Vemos diariamente o erro repetido na imprensa nacional nos mais diversos temas. Há uma confusão não apenas entre fatos e opiniões, mas entre opiniões e fantasias. Para opinar, um indivíduo precisa ter base teórica, conhecimento dos fatos e experiência no assunto. Caso não tenha, continua tendo todo direito de expressar como se sente a respeito, o que intui, o que lhe parece, mas não se trata de opinião, é a nossa imaginação, fantasia, intuição. O erro é tratar essas manifestações como opiniões, o que só é possível num contexto de miséria educacional.
Todos nós temos o direito de expressar o que quisermos e da forma como quisermos sobre a pandemia e o sofrimento que estamos vivendo. Mas quais dessas expressões podem ser consideradas opiniões relevantes para o público sobre saúde pública e economia? Claramente nossa miséria educacional nos impede de saber.
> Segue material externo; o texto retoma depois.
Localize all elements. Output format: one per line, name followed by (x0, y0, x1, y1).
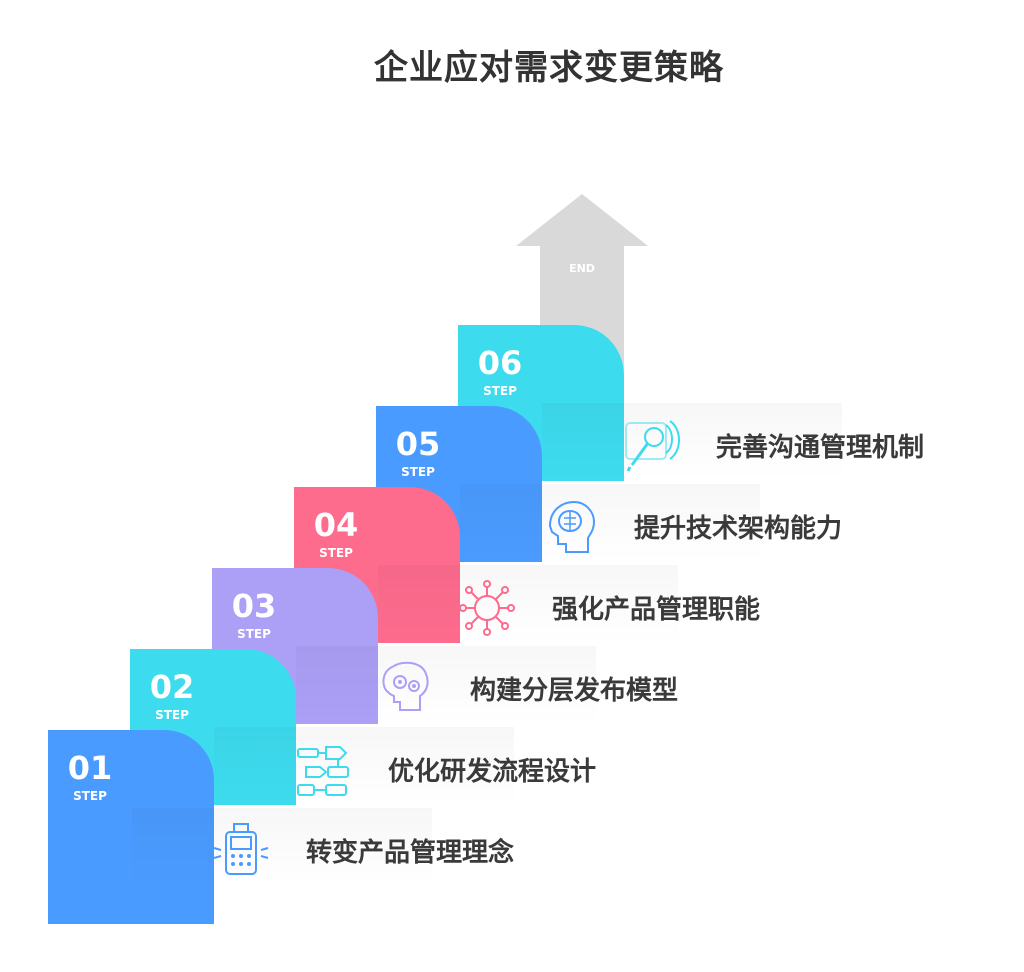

Um problema é a deficiência educacional que leva indivíduos a acreditar piamente em quem parece bem formado, sem ter condição de avaliar se aquela pessoa é formada e experiente o suficiente para opinar naquela área específica do conhecimento. Mas há um problema ainda mais grave: o sujeito com alguma formação e muita soberba que, pela mediocridade do nosso sistema educacional, sequer imagina que não tem a menor condição técnica e intelectual de opinar sobre um tema. Então ele opina, influencia, é seguido e, quando dá errado, foge da responsabilidade.
Vamos a um exemplo prático sobre epidemias e pandemias? Tive função de nível de direção na equipe responsável por erradicar a pólio em Angola. Fui Consultora Internacional em Comunicação para o Desenvolvimento nível P4 (direção) do Unicef Angola, responsável por comunicação, mobilização social e advocacy com governo e sociedade civil. Participei em campo de bloqueios vacinais de doenças desconhecidas, liderei equipes, estudei muito, aprendi demais. Exatamente por isso, sei que não tenho condições técnicas para opinar sobre curva epidemiológica: estudei o suficiente para saber a formação necessária para avaliar todas as variáveis envolvidas em uma curva de contágio de doença desconhecida, como é o caso.
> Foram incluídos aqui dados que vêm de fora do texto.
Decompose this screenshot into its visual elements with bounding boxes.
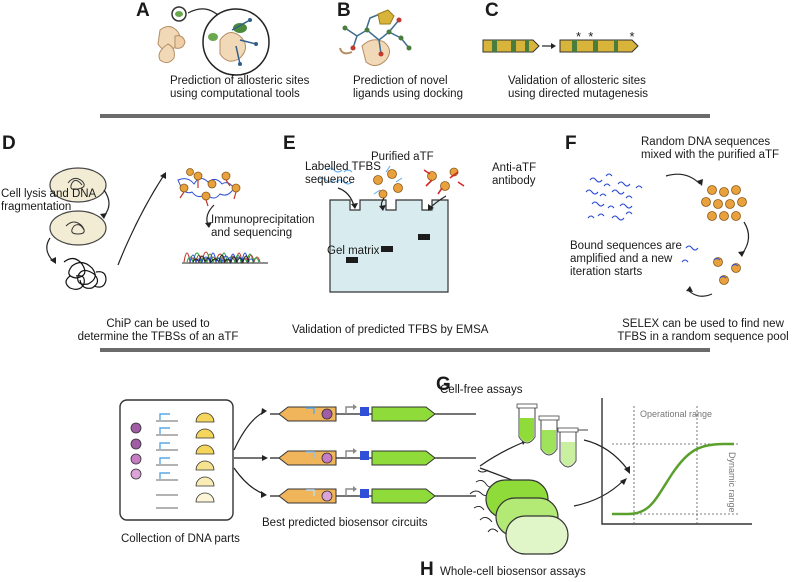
panel-d-caption: ChiP can be used to determine the TFBSs … [77,318,239,343]
sequencing-trace-icon [182,251,268,265]
panel-b-letter: B [337,0,351,21]
operator-box-icon [360,407,369,416]
mutation-marks: * * * [576,29,635,44]
panel-e-illustration [317,165,465,293]
circuits-label: Best predicted biosensor circuits [262,517,428,529]
cds-parts [195,412,215,503]
cell-icon [49,167,107,203]
operational-range-label: Operational range [640,409,713,419]
panel-a-illustration [157,6,270,76]
cell-free-tubes [516,403,588,468]
panel-e-antibody: Anti-aTF antibody [492,162,537,187]
random-dna-pool-icon [585,173,643,221]
biosensor-circuit-2 [270,448,476,466]
tube-icon [538,415,560,456]
panel-e-gel-matrix: Gel matrix [327,245,380,257]
panel-a-letter: A [136,0,150,21]
panel-a-caption: Prediction of allosteric sites using com… [170,75,310,100]
bound-complex-icon [713,257,741,285]
promoter-parts [159,413,170,479]
panel-f-letter: F [565,133,577,154]
panel-h-title: Whole-cell biosensor assays [440,566,586,578]
atf-cluster-icon [701,185,747,221]
cell-icon [49,210,107,246]
response-curve [612,442,734,516]
immunoprecipitation-cluster-icon [177,168,241,207]
panel-e-purified-atf: Purified aTF [371,151,434,163]
panel-d-step-lysis: Cell lysis and DNA fragmentation [1,188,97,213]
mutant-gene-icon [559,39,639,53]
panel-d-illustration [46,167,268,290]
labelled-tfbs-icon [317,167,353,185]
tube-icon [516,403,538,444]
biosensor-circuit-1 [270,404,476,422]
panel-b-illustration [339,9,412,66]
panel-e-letter: E [283,133,296,154]
anti-atf-antibody-icon [423,167,465,195]
panel-b-caption: Prediction of novel ligands using dockin… [353,75,463,100]
panel-c-letter: C [485,0,499,21]
protein-structure-icon [157,26,186,64]
dna-fragment-icon [63,257,107,290]
panel-e-labelled-tfbs: Labelled TFBS sequence [305,161,381,186]
panel-g-letter: G [436,374,451,395]
whole-cell-cultures [469,469,569,555]
tube-icon [557,427,588,468]
gel-matrix-icon [329,199,449,293]
biosensor-circuit-3 [270,486,476,504]
panel-f-caption: SELEX can be used to find new TFBS in a … [617,318,789,343]
panel-c-caption: Validation of allosteric sites using dir… [508,75,648,100]
wildtype-gene-icon [482,39,540,53]
purified-atf-icon [373,169,403,199]
panel-c-illustration [482,39,639,53]
panel-e-caption: Validation of predicted TFBS by EMSA [292,324,489,336]
dna-parts-collection [119,399,234,521]
panel-g-title: Cell-free assays [440,384,523,396]
panel-f-bound-sequences: Bound sequences are amplified and a new … [570,240,682,278]
collection-label: Collection of DNA parts [121,533,240,545]
cell-icon [505,515,569,555]
panel-h-letter: H [420,559,434,580]
dynamic-range-label: Dynamic range [727,452,737,513]
dose-response-plot [601,398,752,525]
promoter-arrow-icon [306,407,315,414]
panel-d-letter: D [2,133,16,154]
panel-f-illustration [585,173,750,297]
allosteric-site-icon [208,18,258,66]
rbs-parts [130,422,142,480]
panel-d-step-ip: Immunoprecipitation and sequencing [211,214,315,239]
panel-f-random-dna: Random DNA sequences mixed with the puri… [641,136,780,161]
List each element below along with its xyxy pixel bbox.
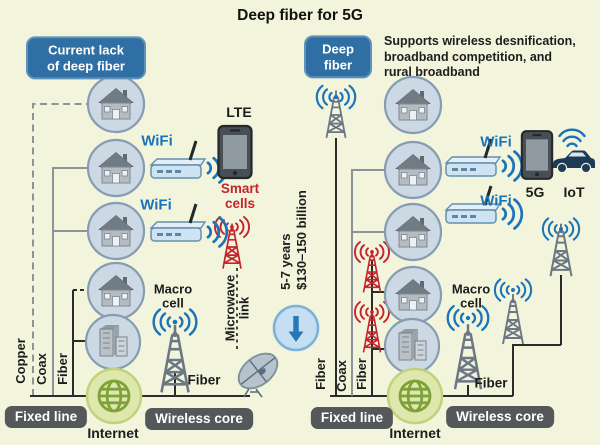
- fiber-label: Fiber: [353, 358, 369, 390]
- fiber-label: Fiber: [312, 358, 328, 390]
- building-icon: [383, 317, 441, 375]
- cell-tower-icon: [549, 222, 573, 278]
- badge-line: of deep fiber: [46, 58, 125, 73]
- house-icon: [383, 202, 443, 262]
- fiber-core-label: Fiber: [187, 372, 221, 388]
- macro-cell-label: Macro cell: [153, 281, 193, 312]
- house-icon: [86, 138, 146, 198]
- wifi-waves-icon: [206, 216, 229, 248]
- lte-label: LTE: [226, 104, 252, 120]
- down-arrow-icon: [274, 306, 318, 350]
- left-scenario-badge: Current lack of deep fiber: [26, 36, 146, 80]
- wireless-core-badge: Wireless core: [145, 408, 253, 430]
- right-coax-line: [351, 169, 385, 396]
- left-coax-line: [52, 167, 88, 396]
- internet-globe-icon: [386, 367, 444, 425]
- house-icon: [383, 75, 443, 135]
- wifi-label: WiFi: [480, 192, 512, 210]
- fiber-label: Fiber: [54, 353, 70, 385]
- five-g-label: 5G: [525, 184, 545, 200]
- wifi-label: WiFi: [141, 132, 173, 150]
- description-line: rural broadband: [384, 65, 480, 80]
- house-icon: [86, 201, 146, 261]
- cost-annotation: 5-7 years $130–150 billion: [278, 190, 311, 290]
- wifi-label: WiFi: [480, 133, 512, 151]
- duration-line: 5-7 years: [277, 233, 293, 290]
- building-icon: [84, 313, 142, 371]
- fixed-line-badge: Fixed line: [4, 406, 88, 428]
- label-line: Microwave: [222, 274, 238, 342]
- left-fiber-line: [72, 289, 86, 396]
- cost-line: $130–150 billion: [294, 190, 309, 290]
- left-copper-line: [32, 103, 88, 396]
- label-line: Macro: [153, 281, 193, 297]
- fixed-line-badge: Fixed line: [310, 407, 394, 429]
- fiber-core-label: Fiber: [474, 375, 508, 391]
- house-icon: [383, 265, 443, 325]
- house-icon: [86, 261, 146, 321]
- house-icon: [383, 140, 443, 200]
- macro-cell-label: Macro cell: [451, 281, 491, 312]
- label-line: cells: [224, 196, 256, 211]
- label-line: Macro: [451, 281, 491, 297]
- wifi-waves-icon: [501, 150, 524, 182]
- iot-label: IoT: [563, 184, 585, 200]
- right-fiber-line-1: [330, 138, 390, 397]
- internet-label: Internet: [389, 425, 441, 441]
- house-icon: [86, 74, 146, 134]
- label-line: Smart: [220, 181, 260, 197]
- microwave-link-label: Microwave link: [222, 274, 253, 342]
- cell-tower-icon: [502, 293, 524, 345]
- coax-label: Coax: [33, 353, 49, 385]
- smart-cells-label: Smart cells: [220, 181, 260, 212]
- copper-label: Copper: [12, 338, 28, 384]
- internet-label: Internet: [87, 425, 139, 441]
- internet-globe-icon: [85, 367, 143, 425]
- description-line: broadband competition, and: [384, 49, 553, 64]
- right-scenario-badge: Deep fiber: [304, 35, 372, 79]
- badge-line: fiber: [323, 57, 353, 72]
- right-description: Supports wireless desnification, broadba…: [384, 34, 599, 81]
- iot-waves-icon: [558, 128, 586, 148]
- car-icon: [552, 149, 596, 174]
- label-line: cell: [460, 296, 482, 311]
- label-line: cell: [162, 296, 184, 311]
- label-line: link: [237, 296, 252, 320]
- wireless-core-badge: Wireless core: [446, 406, 554, 428]
- wifi-label: WiFi: [140, 196, 172, 214]
- smartphone-icon: [217, 124, 253, 180]
- satellite-dish-icon: [231, 345, 285, 398]
- description-line: Supports wireless desnification,: [384, 34, 576, 48]
- page-title: Deep fiber for 5G: [237, 7, 363, 24]
- smartphone-icon: [520, 130, 554, 180]
- radio-waves-icon: [317, 86, 355, 109]
- badge-line: Current lack: [48, 42, 124, 58]
- right-wireless-fiber-line: [441, 275, 562, 397]
- coax-label: Coax: [333, 360, 349, 392]
- badge-line: Deep: [322, 41, 354, 57]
Por qual razão há brasileiros com diploma universitário que acreditam em análise de curva epidemiológica feita por quem não tem formação nem experiência de sucesso na área? Indigência educacional. Não formamos pessoas com capacidade para avaliar em quem acreditar.
Em momentos desesperados, como este, nossa tendência emocional é nos agarrar àquilo que nos dá conforto. Pessoas de fé, como eu sou, firmam o espírito na fé. Acontece que fé não é acreditar, não é crer, é uma vivência, uma experiência que independe de racionalidade, algo que se sente. Não existe fé em ciência, em pessoas, em métodos, em discursos, aí ou se acredita ou não e isso depende de racionalidade, que é lapidada pela educação.
Quando se dá a qualquer diplomado aparentemente bem sucedido o direito de opinar como se autoridade fosse sobre todos os temas, ao mesmo tempo subestimamos os esforços de milhões de pessoas em adquirir conhecimento e solidificamos o elitismo. Todas as áreas têm seus especialistas cuja opinião tem de ser respeitada - e não falo dos doutores. O mestre de obras, açougueiro, padeiro, manicure, babá, marceneiro, como foi meu avô, todos eles sabem de suas áreas de conhecimento muito mais que qualquer doutor ou diplomado. Merecem respeito.
Nossa distorção de valores está escancarada diante da pandemia, quando nossa sociedade seria beneficiada caso realmente valorizasse educação e conhecimento. Infelizmente, valorizamos status social. Estamos aprendendo da forma mais dolorida que isso não salva a vida de ninguém.